I've been working in the recording industry in Nashville for 5 years now. When I first moved to town I was an intern then an assistant at Sony Tree Studios. After working with some of the best producers, engineers, songwriters, and musicians in the business I decided I wanted to take everything I had learn during that time and step into the role of engineer and producer myself. That's when I established Rich Ridgell Productions and began finding songwriters and bands to produce. I've been doing that for the last two years now. Lately I'm doing a lot of full productions for writers and I'm also doing the mixing on the projects. But, I always love to produce something and have someone else mix it, or mix something someone else has produced.
How would you describe your style?
My style is very inspired. I always put the song first, and never let my own ego and vision overtake the artist/writer's.
Which artist would you like to work with and why?
Jon Bellion and Twenty One Pilots. These guys are pushing the limits of music production and I really dig what they've accomplished so far.
Can you share one music production tip?
Don't over compress too early. Most of the tracks I hear from people just starting out have no life because everything is the same volume and intensity the entire time. Music has to breathe and sound alive to be truly transcendent and inspiring.
What type of music do you usually work on?
Country, Rock, Blues, Americana, Funk, and Pop.
What's your strongest skill?
I'm very effective at communication, and I always gives %110 of what's asked of me.
What do you bring to a song?
I only bring what the song asks me to bring. As cheesy as that sounds I focus on the lyrics and vibe that are intended with a track. Also, it depends on my clients goals. A radio country track is going to turn out very different from an Americana deep cut.
What's your typical work process?
It depends on the project.
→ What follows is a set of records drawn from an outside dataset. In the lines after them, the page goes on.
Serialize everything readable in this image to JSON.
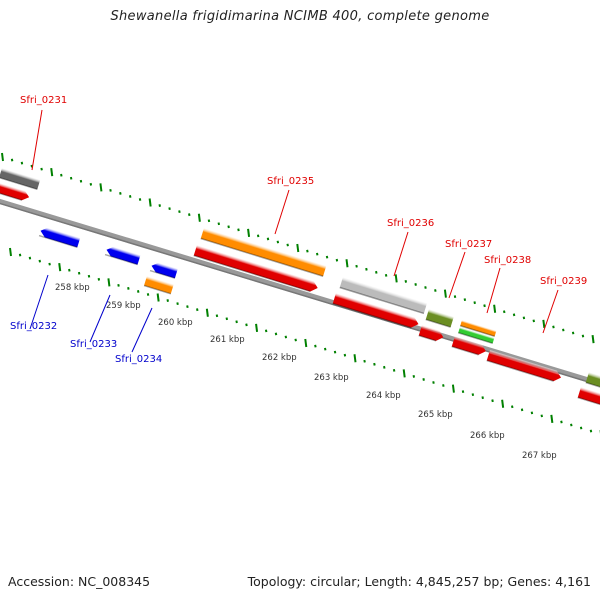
{
  "title": "Shewanella frigidimarina NCIMB 400, complete genome",
  "footer": {
    "accession": "Accession: NC_008345",
    "topology": "Topology: circular; Length: 4,845,257 bp; Genes: 4,161"
  },
  "colors": {
    "forward_label": "#e00000",
    "reverse_label": "#0000cc",
    "tick": "#008000",
    "backbone": "#888888"
  },
  "ruler": {
    "labels": [
      "258 kbp",
      "259 kbp",
      "260 kbp",
      "261 kbp",
      "262 kbp",
      "263 kbp",
      "264 kbp",
      "265 kbp",
      "266 kbp",
      "267 kbp"
    ]
  },
  "gene_labels": [
    {
      "id": "Sfri_0231",
      "strand": "forward"
    },
    {
      "id": "Sfri_0232",
      "strand": "reverse"
    },
    {
      "id": "Sfri_0233",
      "strand": "reverse"
    },
    {
      "id": "Sfri_0234",
      "strand": "reverse"
    },
    {
      "id": "Sfri_0235",
      "strand": "forward"
    },
    {
      "id": "Sfri_0236",
      "strand": "forward"
    },
    {
      "id": "Sfri_0237",
      "strand": "forward"
    },
    {
      "id": "Sfri_0238",
      "strand": "forward"
    },
    {
      "id": "Sfri_0239",
      "strand": "forward"
    }
  ],
  "features": [
    {
      "type": "gene",
      "strand": "forward",
      "color": "#e00000"
    },
    {
      "type": "cog",
      "strand": "forward",
      "color": "#666666"
    },
    {
      "type": "gene",
      "strand": "reverse",
      "color": "#0000ee"
    },
    {
      "type": "gene",
      "strand": "reverse",
      "color": "#0000ee"
    },
    {
      "type": "gene",
      "strand": "reverse",
      "color": "#0000ee"
    },
    {
      "type": "cog",
      "strand": "reverse",
      "color": "#ff8c00"
    },
    {
      "type": "gene",
      "strand": "forward",
      "color": "#e00000"
    },
    {
      "type": "cog",
      "strand": "forward",
      "color": "#ff8c00"
    },
    {
      "type": "gene",
      "strand": "forward",
      "color": "#e00000"
    },
    {
      "type": "cog",
      "strand": "forward",
      "color": "#bbbbbb"
    },
    {
      "type": "gene",
      "strand": "forward",
      "color": "#e00000"
    },
    {
      "type": "cog",
      "strand": "forward",
      "color": "#6b8e23"
    },
    {
      "type": "gene",
      "strand": "forward",
      "color": "#e00000"
    },
    {
      "type": "cog",
      "strand": "forward",
      "color": "#ff8c00"
    },
    {
      "type": "cog",
      "strand": "forward",
      "color": "#33cc33"
    },
    {
      "type": "gene",
      "strand": "forward",
      "color": "#e00000"
    },
    {
      "type": "gene",
      "strand": "forward",
      "color": "#e00000"
    },
    {
      "type": "cog",
      "strand": "forward",
      "color": "#6b8e23"
    }
  ]
}
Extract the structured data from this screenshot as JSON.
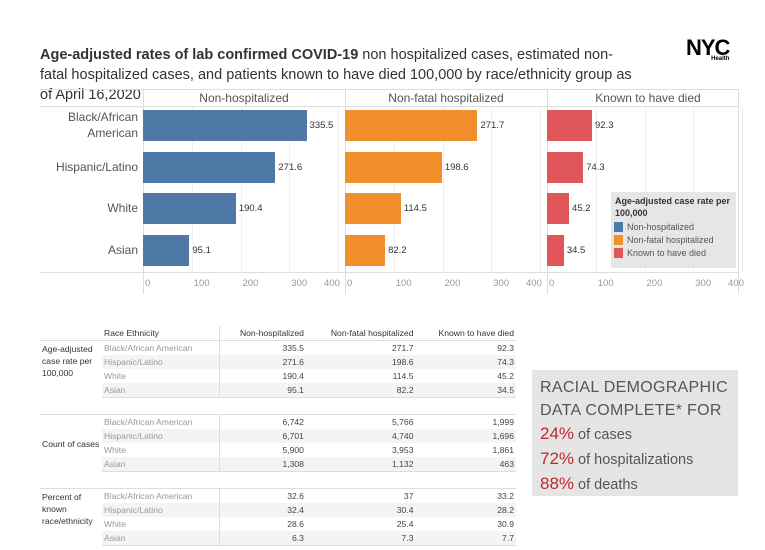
{
  "title": {
    "bold": "Age-adjusted rates of lab confirmed COVID-19",
    "rest": " non hospitalized cases, estimated non-fatal hospitalized cases, and patients known to have died 100,000 by race/ethnicity group as of April 16,2020"
  },
  "logo": {
    "text": "NYC",
    "sub": "Health"
  },
  "colors": {
    "non_hospitalized": "#4e79a7",
    "non_fatal_hospitalized": "#f28e2b",
    "known_to_have_died": "#e15759"
  },
  "chart_data": {
    "type": "bar",
    "orientation": "horizontal",
    "categories": [
      "Black/African American",
      "Hispanic/Latino",
      "White",
      "Asian"
    ],
    "series": [
      {
        "name": "Non-hospitalized",
        "values": [
          335.5,
          271.6,
          190.4,
          95.1
        ]
      },
      {
        "name": "Non-fatal hospitalized",
        "values": [
          271.7,
          198.6,
          114.5,
          82.2
        ]
      },
      {
        "name": "Known to have died",
        "values": [
          92.3,
          74.3,
          45.2,
          34.5
        ]
      }
    ],
    "xlim": [
      0,
      400
    ],
    "ticks": [
      "0",
      "100",
      "200",
      "300",
      "400"
    ],
    "legend": {
      "title": "Age-adjusted case rate per 100,000",
      "placement": "right",
      "entries": [
        "Non-hospitalized",
        "Non-fatal hospitalized",
        "Known to have died"
      ]
    }
  },
  "table": {
    "headers": [
      "Race Ethnicity",
      "Non-hospitalized",
      "Non-fatal hospitalized",
      "Known to have died"
    ],
    "groups": [
      {
        "label": "Age-adjusted case rate per 100,000",
        "rows": [
          [
            "Black/African American",
            "335.5",
            "271.7",
            "92.3"
          ],
          [
            "Hispanic/Latino",
            "271.6",
            "198.6",
            "74.3"
          ],
          [
            "White",
            "190.4",
            "114.5",
            "45.2"
          ],
          [
            "Asian",
            "95.1",
            "82.2",
            "34.5"
          ]
        ]
      },
      {
        "label": "Count of cases",
        "rows": [
          [
            "Black/African American",
            "6,742",
            "5,766",
            "1,999"
          ],
          [
            "Hispanic/Latino",
            "6,701",
            "4,740",
            "1,696"
          ],
          [
            "White",
            "5,900",
            "3,953",
            "1,861"
          ],
          [
            "Asian",
            "1,308",
            "1,132",
            "463"
          ]
        ]
      },
      {
        "label": "Percent of known race/ethnicity",
        "rows": [
          [
            "Black/African American",
            "32.6",
            "37",
            "33.2"
          ],
          [
            "Hispanic/Latino",
            "32.4",
            "30.4",
            "28.2"
          ],
          [
            "White",
            "28.6",
            "25.4",
            "30.9"
          ],
          [
            "Asian",
            "6.3",
            "7.3",
            "7.7"
          ]
        ]
      }
    ]
  },
  "box": {
    "heading1": "RACIAL DEMOGRAPHIC",
    "heading2": "DATA COMPLETE* FOR",
    "lines": [
      {
        "pct": "24%",
        "text": " of cases"
      },
      {
        "pct": "72%",
        "text": " of hospitalizations"
      },
      {
        "pct": "88%",
        "text": " of deaths"
      }
    ]
  }
}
But usually I try to nail down songwriting first then jump to production and tracking. I will do light mixing as I go, but save the majority of mixing for my mix day(s). Once it's mixed and my clients are happy with it I like to step away for a day or two to have fresh ears for mastering. However, in a pinch I can definitely mix and master a track in one day.
Tell us about your studio setup.
My studio setup is very in-the-box. I have a UAD Apollo 8p and I use mostly analog emulations of classic gear. I do have a few outboard pres(Rupert Neve Porticos), a compressor, and a decent mic selection.
What other musicians or music production professionals inspire you?
Too many to list, but right now I'm stuck on Chris Stapelton and Dave Cobb's work together. Other big influences include Dan Huff, Charlie Peacock, Quincy Jones, T-Bone Burnett, and Jon Bellion. My favorite guitarists off all time include SRV, Hendrix, and Wes Montgomery.
Describe the most common type of work you do for your clients.
I do mostly production work, mixing, and guitar playing.
I'm also a songwriter/composer so I make tracks for my writing team to write too, as well as full instrumentation demos/masters for songwriters and bands.